Musicalement Lana Del Rey m’intéresse énormément depuis quelques années. En France je guette toujours les sorties de Dominique A, Bertrand Belin, Dick Annegarn mais je suis globalement très branché sur les musiques anglo-saxonnes, notamment la pop. Pour les textes il y a Jean-Louis Murat dont j’apprécie la fibre poétique. Odezenne m’a aussi beaucoup inspiré pour leur approche légère et ludique des textes, Alain Bashung aussi évidemment. Mais j’écoute aussi pas mal de rap, il y a des trucs supers chez certains. En ce qui concerne la littérature, mon frère me conseillait énormément d'œuvres contemporaines Américaines ou Françaises. La littérature était son sujet de prédilection et je lui faisais plutôt confiance. De moi-même, je me tourne plus généralement vers la littérature classique du 19ème, Hugo, Flaubert, Maupassant. Le lyrisme de cette époque me va bien. « Les Misérables » a été un de mes plus gros chocs littéraires de ces dernières années. Cecidit dans un style complètement différent, j’avais été marqué par l’efficacité, la puissance d’évocation avec peu de mots du roman « La Route » de Cormac McCarthy.
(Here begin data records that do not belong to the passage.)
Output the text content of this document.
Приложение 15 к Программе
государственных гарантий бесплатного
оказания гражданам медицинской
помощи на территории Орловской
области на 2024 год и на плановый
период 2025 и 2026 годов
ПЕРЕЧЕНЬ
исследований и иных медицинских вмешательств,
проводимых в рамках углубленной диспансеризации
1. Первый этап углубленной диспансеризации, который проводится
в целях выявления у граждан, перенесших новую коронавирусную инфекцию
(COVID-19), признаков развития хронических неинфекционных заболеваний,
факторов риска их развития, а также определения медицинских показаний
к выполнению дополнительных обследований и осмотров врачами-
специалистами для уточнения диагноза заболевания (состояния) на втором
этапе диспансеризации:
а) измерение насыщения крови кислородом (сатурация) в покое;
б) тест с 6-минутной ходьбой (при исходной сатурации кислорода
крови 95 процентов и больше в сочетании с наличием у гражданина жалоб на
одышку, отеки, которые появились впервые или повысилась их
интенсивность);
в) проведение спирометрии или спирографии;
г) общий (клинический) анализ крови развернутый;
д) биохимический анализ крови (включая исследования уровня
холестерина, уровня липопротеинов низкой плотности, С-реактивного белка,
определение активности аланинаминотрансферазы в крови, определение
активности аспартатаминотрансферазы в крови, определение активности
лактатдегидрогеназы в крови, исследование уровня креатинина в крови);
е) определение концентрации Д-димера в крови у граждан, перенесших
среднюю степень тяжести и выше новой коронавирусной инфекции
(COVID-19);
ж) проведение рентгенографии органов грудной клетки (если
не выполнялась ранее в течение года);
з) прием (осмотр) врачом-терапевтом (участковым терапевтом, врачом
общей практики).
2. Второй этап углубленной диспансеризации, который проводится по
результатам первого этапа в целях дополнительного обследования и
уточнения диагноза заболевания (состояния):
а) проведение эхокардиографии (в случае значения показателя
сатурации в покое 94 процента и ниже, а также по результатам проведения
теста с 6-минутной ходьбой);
J’ai une période McCarthy par la suite. « Le Démon » de Hubert Selby est aussi un livre qui m’a retourné ! C’est un peu comme dans la musique, j'essaye de découvrir différents styles et après, certains me touchent plus que d’autres. Ça marche vraiment par auteur et parfois même par bouquin.
Quels sont tes prochains projets ?
Le clip de « Nous Étions Heureux Part 1 » arrivera prochainement. Il y aura du live, j’y travaille. Après être sorti en digital le 30 juin, « L’Homme du Bois » sera disponible en CD à partir du 22 septembre. D’autres chansons arrivent…Certaines sont déjà dans un état plus qu’avancé. Idéalement, un second disque pourrait paraître d’ici fin 2024/début 2025. Par ailleurs, j’ai repris des cours d’écriture musicale classique au conservatoire et chaque semaine, nous devons fournir un voire deux textes ; c’est un rythme assez soutenu. En ce moment, je travaille sur un ciné-concert qui aura lieu le 24 septembre à Rennes dans le cadre d’un partenariat entre le conservatoire et le Festival du Court Métrange, j’écris une musique, j’en réalise l’orchestration et j’en assure la direction d’orchestre.